Illustration: Chen Xia/Global Times
The US government on Friday published a sweeping set of export control rules, including a measure to cut China off from certain semiconductor chips made anywhere in the world with US equipment. The US and Western media described the move with a number of superlative words, such as "the biggest shift in US policy toward shipping technology to China since the 1990s" and "the Biden administration's most aggressive measures to date." But such superlative words are better used elsewhere: This is the "most" blatant exposure of US technological hegemony, the "most" radical departure from the principle of fair competition, the "most" barbaric violation of international economic and trade rules, and the "biggest" intervention and destruction of the global industrial chain by a country's government.
Before reaching these "most," the US has gone through a process of escalating and increasing its export controls on China, or more precisely, its suppression against China's technology, but these measures have not achieved the effect that Washington desires and failed to curb China's technological development. The benefits the US could get continue to diminish. This has prompted the US to repeatedly expand the scope and intensity of the attack. Eventually, the US doesn't even need a fig leaf, and blatantly tramples on the principles and rules of free trade time and again.
In the process, the international credibility and moral image that the US has painstakingly built for many years has been substantially damaged, which makes it impossible to instigate a joint operation to suppress China beyond its circle of allies. It is difficult to reach a strong consensus within the transatlantic alliance or even within the US. When the US stabs a double-edged sword on others, it will inevitably hurt itself, and it will not care whether it hurts the interests and feelings of its allies.
In this series of new export control regulations issued by the US, many restrictions are extended to non-US companies and the US tries to prevent these companies from conducting normal mutually beneficial cooperation and trade with China. The US certainly doesn't have that power, and it primarily uses unilateral executive orders to illegally interfere with these businesses. But political intimidation can't overwhelm market forces. Washington officials also acknowledged that they had received no commitment from allies to implement similar steps, and that if other countries did not join, not only "the unilateral controls will lose effectiveness," but it also "risks harming US technology leadership."
The global division of labor in the semiconductor sector isn't an accident. Looking back on its development history, many US technology companies initially adopted the "one-stop" model. However, because of high costs and low output, they eventually evolved into the global division of labor mode step by step through continuous optimization of resource allocation. It is the path that has been repeatedly tested and proven to be in the best interests of all sides. This was an evolution in the history of human science and technology. Some people in Washington want to artificially degenerate it back to its primitive state. Such a historical reversal will collide with not only the world, but of course the US itself. As soon as Washington announced that it was going to "make big moves" against China's semiconductor sector, the stock prices of US semiconductor companies plummeted, reflecting the truest sentiment in the market.
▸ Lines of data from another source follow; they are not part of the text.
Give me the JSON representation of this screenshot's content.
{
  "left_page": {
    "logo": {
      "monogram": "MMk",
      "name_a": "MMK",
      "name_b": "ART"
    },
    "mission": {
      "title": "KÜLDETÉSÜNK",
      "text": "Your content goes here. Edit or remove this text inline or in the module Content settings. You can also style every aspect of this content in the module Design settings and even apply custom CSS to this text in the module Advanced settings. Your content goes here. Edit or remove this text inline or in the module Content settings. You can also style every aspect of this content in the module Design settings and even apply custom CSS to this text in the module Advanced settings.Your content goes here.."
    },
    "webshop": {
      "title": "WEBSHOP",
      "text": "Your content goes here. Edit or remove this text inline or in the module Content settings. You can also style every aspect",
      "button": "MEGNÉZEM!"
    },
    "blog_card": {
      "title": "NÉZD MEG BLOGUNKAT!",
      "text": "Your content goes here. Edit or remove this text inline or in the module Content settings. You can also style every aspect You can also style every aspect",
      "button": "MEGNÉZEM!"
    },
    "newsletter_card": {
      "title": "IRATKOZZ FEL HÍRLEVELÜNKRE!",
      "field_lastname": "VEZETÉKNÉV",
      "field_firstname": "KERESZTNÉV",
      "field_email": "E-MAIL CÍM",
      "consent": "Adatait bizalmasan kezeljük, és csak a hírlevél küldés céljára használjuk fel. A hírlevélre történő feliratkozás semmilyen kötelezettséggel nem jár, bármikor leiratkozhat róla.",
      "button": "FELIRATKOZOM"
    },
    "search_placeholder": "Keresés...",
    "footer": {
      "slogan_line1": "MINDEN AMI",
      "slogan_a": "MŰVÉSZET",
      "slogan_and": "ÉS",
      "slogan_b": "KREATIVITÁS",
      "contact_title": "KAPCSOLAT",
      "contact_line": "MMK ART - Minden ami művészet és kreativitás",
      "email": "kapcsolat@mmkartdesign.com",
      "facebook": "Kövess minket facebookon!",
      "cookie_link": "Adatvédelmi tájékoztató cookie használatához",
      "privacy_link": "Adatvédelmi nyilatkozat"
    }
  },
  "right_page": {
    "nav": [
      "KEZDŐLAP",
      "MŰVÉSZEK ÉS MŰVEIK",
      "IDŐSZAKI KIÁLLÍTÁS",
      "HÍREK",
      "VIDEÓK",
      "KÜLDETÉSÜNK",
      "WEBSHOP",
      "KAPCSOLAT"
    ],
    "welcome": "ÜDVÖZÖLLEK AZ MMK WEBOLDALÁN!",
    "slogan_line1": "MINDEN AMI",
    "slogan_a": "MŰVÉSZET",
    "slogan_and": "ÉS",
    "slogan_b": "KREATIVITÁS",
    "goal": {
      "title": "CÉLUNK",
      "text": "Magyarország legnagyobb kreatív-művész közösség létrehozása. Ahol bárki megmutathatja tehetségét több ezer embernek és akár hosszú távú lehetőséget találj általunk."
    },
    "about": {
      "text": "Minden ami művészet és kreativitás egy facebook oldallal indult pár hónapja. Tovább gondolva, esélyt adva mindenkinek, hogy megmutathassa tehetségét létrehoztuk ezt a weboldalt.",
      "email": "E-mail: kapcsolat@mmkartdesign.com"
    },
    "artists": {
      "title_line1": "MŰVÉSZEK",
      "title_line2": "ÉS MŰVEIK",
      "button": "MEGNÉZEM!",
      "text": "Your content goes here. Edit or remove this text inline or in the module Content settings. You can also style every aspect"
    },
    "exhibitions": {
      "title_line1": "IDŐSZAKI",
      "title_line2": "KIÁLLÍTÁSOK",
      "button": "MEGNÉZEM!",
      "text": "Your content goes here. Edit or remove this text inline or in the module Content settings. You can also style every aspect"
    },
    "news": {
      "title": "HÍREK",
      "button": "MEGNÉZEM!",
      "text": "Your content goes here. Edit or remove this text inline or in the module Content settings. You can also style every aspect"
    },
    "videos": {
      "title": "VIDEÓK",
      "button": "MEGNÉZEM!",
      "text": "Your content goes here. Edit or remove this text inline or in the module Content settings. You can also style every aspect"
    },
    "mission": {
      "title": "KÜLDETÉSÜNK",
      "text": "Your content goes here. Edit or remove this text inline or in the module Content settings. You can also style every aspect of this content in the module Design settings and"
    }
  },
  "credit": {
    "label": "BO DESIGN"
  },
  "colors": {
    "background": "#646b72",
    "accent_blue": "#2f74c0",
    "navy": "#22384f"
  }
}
China is the world's largest semiconductor consumption market. Any rational market actor, in a free and fair market environment, will never take the initiative to cut and "decouple" from the Chinese market, which is tantamount to "commercial suicide." The willingness of companies from the US and its allies to support, uphold, coordinate and implement the US government's export control policies toward China is bound to become increasingly low due to their considerations out of their own positions and interests, making the operation cost of this web of technological containment against China woven by Washington increasingly high. The logic is very simple. How can Washington, which recklessly tramples on international economic and trade rules, win sincere followers? A country that insists on engaging in zero-sum games has neither virtue nor ability to lead the world in science and technology.
Only arrogant and ignorant people can truly believe that the US can block the development of China's semiconductor or other technology industries by these illegitimate means. The US hegemony in science and technology that harms others without benefiting itself may bring some short-term difficulties to China's semiconductor industry, but will in turn strengthen China's will and ability to stand on its own in science and technology. Companies from other countries will be the first to seize the market gap left by US companies. Facing such a huge scope of cooperation and common interests, how can the US have the ability to destroy them?
It can only be said that in its efforts to suppress and contain China, Washington has lost its mind and way. This time, in full view of the world, people saw how a hegemonic power was gradually exposing itself and how it was running out of tricks, and how it has gradually lost self-confidence in the face of rising powers, so that it has become increasingly sensitive, anxious and unscrupulous. The US that is turning back the wheel of history is undoubtedly very dangerous, and the world should not indulge the US.